Yatırımcıların motivasyonu için üyeliğin gerçekleşmesi konusunda endişelerin irdelenmesinden çok iyimserliğe ihtiyaç bulunduğunu ifade eden Yıldırım, "Bugün bu iyimserlik için artık yeterli ekonomik zemin de bulunmaktadır. Türkiye'nin KEİ, Orta Asya ve diğer yakın komşularıyla ilişkilerinin içerdiği gelişme potansiyeli yatırımcılar için bir cazibe kaynağı olduğu gibi Türkiye'nin AB'nde de konumunu ve istenir olmasını güçlendirecektir. Aynı şekilde AB üyesi olmak Türkiye'nin diğer çevre ülkelerle ilişkilerinin gelişmesini de destekleyecektir" dedi.

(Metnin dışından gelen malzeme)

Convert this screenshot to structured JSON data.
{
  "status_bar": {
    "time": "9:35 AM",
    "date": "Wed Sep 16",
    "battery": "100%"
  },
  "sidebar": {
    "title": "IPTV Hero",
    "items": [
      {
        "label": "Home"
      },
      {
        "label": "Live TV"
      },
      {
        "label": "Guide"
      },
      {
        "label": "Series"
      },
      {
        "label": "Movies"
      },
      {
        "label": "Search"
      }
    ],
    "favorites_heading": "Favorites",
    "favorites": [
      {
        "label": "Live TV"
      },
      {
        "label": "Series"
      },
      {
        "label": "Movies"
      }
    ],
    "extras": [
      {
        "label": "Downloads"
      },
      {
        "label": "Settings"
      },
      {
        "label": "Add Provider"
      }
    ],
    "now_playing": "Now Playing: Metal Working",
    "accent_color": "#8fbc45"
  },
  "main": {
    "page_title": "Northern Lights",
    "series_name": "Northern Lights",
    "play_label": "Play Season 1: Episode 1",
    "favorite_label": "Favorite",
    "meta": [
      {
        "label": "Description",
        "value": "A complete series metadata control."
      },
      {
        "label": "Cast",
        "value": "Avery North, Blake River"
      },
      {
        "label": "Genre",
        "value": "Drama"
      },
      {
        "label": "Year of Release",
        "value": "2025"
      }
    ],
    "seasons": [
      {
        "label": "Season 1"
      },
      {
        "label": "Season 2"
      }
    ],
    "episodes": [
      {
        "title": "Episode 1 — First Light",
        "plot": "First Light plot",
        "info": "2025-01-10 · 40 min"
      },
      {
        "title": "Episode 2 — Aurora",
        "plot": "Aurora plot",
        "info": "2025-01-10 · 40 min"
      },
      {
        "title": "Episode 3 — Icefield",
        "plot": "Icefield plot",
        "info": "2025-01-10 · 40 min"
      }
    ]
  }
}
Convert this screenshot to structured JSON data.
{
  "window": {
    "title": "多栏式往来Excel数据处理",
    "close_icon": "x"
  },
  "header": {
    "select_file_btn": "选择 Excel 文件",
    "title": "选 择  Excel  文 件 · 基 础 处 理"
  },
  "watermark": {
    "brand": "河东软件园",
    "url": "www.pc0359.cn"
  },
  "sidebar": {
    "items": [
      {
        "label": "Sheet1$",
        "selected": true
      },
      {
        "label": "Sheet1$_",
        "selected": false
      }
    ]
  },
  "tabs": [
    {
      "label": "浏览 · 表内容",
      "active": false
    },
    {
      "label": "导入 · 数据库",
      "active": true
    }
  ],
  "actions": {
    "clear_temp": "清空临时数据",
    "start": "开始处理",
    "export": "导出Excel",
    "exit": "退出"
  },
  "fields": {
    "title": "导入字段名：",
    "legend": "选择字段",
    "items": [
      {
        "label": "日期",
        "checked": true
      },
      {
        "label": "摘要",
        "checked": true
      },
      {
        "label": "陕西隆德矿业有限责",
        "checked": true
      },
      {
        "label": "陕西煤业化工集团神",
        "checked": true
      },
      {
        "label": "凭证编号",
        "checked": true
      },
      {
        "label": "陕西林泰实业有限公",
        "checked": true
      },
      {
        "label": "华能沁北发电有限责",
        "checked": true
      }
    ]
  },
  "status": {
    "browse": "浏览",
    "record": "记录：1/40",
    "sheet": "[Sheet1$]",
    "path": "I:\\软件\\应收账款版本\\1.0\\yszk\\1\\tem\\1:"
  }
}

Mehmet Yıldırım açıklamalarını şöyle tamamladı:
"Şimdi, üyelik sürecinin sağlayacağı fırsatların yakalanıp, değerlendirilmesi zamanıdır. Eskiden zaman zaman sergilenen ve üyeliğimizin sarkmasına neden olan ön yargılı hataları tekrarlamadan yolumuza devam etmeliyiz. AB üyeliği Türkiye'nin bir yüzyıl hedefi olan çağdaşlaşma politikasının bugün somutlaşan şeklidir.AB üyeliği ile, ulaşmak istediğimizin gerçekte, Türkiye'nin gelişmiş ülkeler seviyesine ulaşması hedefi olduğunu unutmadan,uzun soluk gerekt iren bu yürüyüşe hepimiz katılmalı, elimizden geleni, üzerimize düşeni yapmalıyız. İnanıyoruz ki, ülkemiz bunu başaracaktır. Böylece Türkiye, AB üyeliğinin yanında, bölgesinde lider ve küresel bir güç olacaktır. Biz İTO ve Türk iş dünyası olarak, bu amaç doğrultusunda hükümetimizden görev istiyor ve bekliyoruz."